Artistes : Finesse des dialogues, précision diabolique des scénarios, beauté et sensualité des actrices, sens aigu du cadrage, admirable choix des décors, génie du lieu : au-delà du caractère parfois un poil trop littéraire des intrigues sentimentales, Eric Rohmer qui vient de décéder à 89 ans apparaît comme un véritable auteur, créateur d’un univers reconnaissable entre tous.
Avec des caractéristiques qui l’apparentent à une sorte de Woody Allen à la française : régularité de sa production, comédiens fétiches, découvreur de nouveaux talents, sens de l’humour et de l’ironie, références littéraires assumées (Pascal, Marivaux…), dominante de films contemporains intemporels truffée d’intrusions perçantes dans l’Histoire. La preuve par 13 !
- La Collectionneuse (1967) : pour redécouvrir les joies de l’ennui dans le Saint-Trop’ d’avant Eddie Barclay. Avec la pulpeuse Haidée Politoff, et la sœur de Brigitte Bardot, Mijou.
- Ma nuit chez Maud (1969) : chef-d’œuvre pascalien auvergnat. Jean-Louis Trintignant partagé entre la blonde Marie-Christine Barrault et la brune Françoise Fabian – on le comprend…
- Le Genou de Claire (1970) : ou le Lac d’Annecy érotisé par le charme d’Aurora Cornu – quel nom ! – et de Béatrice Romand. Et Jean-Claude Brialy.
- Perceval le Gallois (1978) : le Moyen-Age reconstitué dans du carton-pâte, et déclamé par Fabrice Lucchini. Faut aimer…
- Le Beau mariage (1982) : le moins connu de la série Comédie et proverbes. A redécouvrir dare-dare, pour André Dussolier et Béatrice Romand.
- Pauline à la plage (1983) : Arielle Dombasle-Pascal Greggory-Simon de la Brosse-Fedor Atkine en Normandie : sans commentaires ! Le plus solaire, et le plus triste des Rohmer.
- Les Nuits de la pleine lune (1984) : Marne la Vallée-Boffil-Fabrice Lucchini envoûtent la regrettée Pascale Ogier habillée par Dorothée Bis, dans son plus beau rôle. Musique d’Elli & Jacno. Cultissime : le film eighties par excellence !. 350 000 entrées à Paris – le hit de Rohmer
- Le Rayon Vert (1986) : un été à Biarritz. Lion d’Or à Venise. 1er film pré-diffusé par Canal Plus avant même sa sortie en salles.
- L’Amie de mon amie (1987) : Cergy-Pontoise comme jamais vu, le bellâtre François-Eric Gendron, la charnelle Emmanuelle Chaulet.
- L’Arbre, le maire et la médiathèque (1993) : Rohmer, chroniqueur politique de la débâcle socialiste aux régionales de 1992. Avec le trio infernal Pascal Greggory-Arielle Dombasle-Fabrice Lucchini.
- Conte d’été (1995) : portrait de l’artiste Rohmer en Melvil Poupaud joueur de guitare, en pleine hésitation sentimentale. Son meilleur film ?

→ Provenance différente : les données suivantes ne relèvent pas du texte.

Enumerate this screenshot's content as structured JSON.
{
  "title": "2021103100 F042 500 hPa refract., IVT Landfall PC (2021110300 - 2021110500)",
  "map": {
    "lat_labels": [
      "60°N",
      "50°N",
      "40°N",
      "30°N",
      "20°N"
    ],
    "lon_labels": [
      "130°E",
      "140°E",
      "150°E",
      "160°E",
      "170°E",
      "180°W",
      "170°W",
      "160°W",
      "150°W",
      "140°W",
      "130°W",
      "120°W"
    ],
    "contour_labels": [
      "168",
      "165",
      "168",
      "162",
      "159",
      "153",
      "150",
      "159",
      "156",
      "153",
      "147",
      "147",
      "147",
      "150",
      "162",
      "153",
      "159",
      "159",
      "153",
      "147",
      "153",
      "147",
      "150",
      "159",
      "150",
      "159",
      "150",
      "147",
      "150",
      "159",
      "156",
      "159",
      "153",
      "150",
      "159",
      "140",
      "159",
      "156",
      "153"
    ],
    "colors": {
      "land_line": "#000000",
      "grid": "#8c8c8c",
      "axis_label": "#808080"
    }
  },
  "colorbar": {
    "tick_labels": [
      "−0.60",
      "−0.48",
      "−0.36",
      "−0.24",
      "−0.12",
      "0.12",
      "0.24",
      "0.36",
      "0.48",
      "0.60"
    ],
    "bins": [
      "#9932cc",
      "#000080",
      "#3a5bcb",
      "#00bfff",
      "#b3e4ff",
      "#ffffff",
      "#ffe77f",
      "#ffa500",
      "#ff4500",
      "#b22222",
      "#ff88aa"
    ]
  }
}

- L’Anglaise et le Duc (2001) : une vision décalée de la Révolution française, qui valut une sérieuse polémique au cinéaste. Caméra numérique et décors composés de tableaux originaux peints à l’huile. Une véritable expérience cinématographique, digne du trip expérimental d’Antonioni, Le Mystère Oberwald.
- Les Amours d’Astrée et Céladon (2006) : le conte de fées pastoral de d’Urfé, l’ultime film du cinéaste. Un pied de nez à la vieillesse, une ode à la jeunesse éternelle. Outre Jocelyn Quivrin, on y retrouve la sublime Cécile Cassel, et de charmantes donzelles…
Bref, de quoi vérifier l’influence majeure d’un cinéaste trop souvent et trop facilement caricaturé – hein, Marcel Martial !!. Et de constater dans le même temps en quoi cet héritier prolifique des moralistes des Lumières demeure un auteur rare et novateur dans un paysage cinématographique français gagné par le merchandising et la facilité. Et dont les films constituent avec le temps de précieux témoignages sociologiques sur la société française.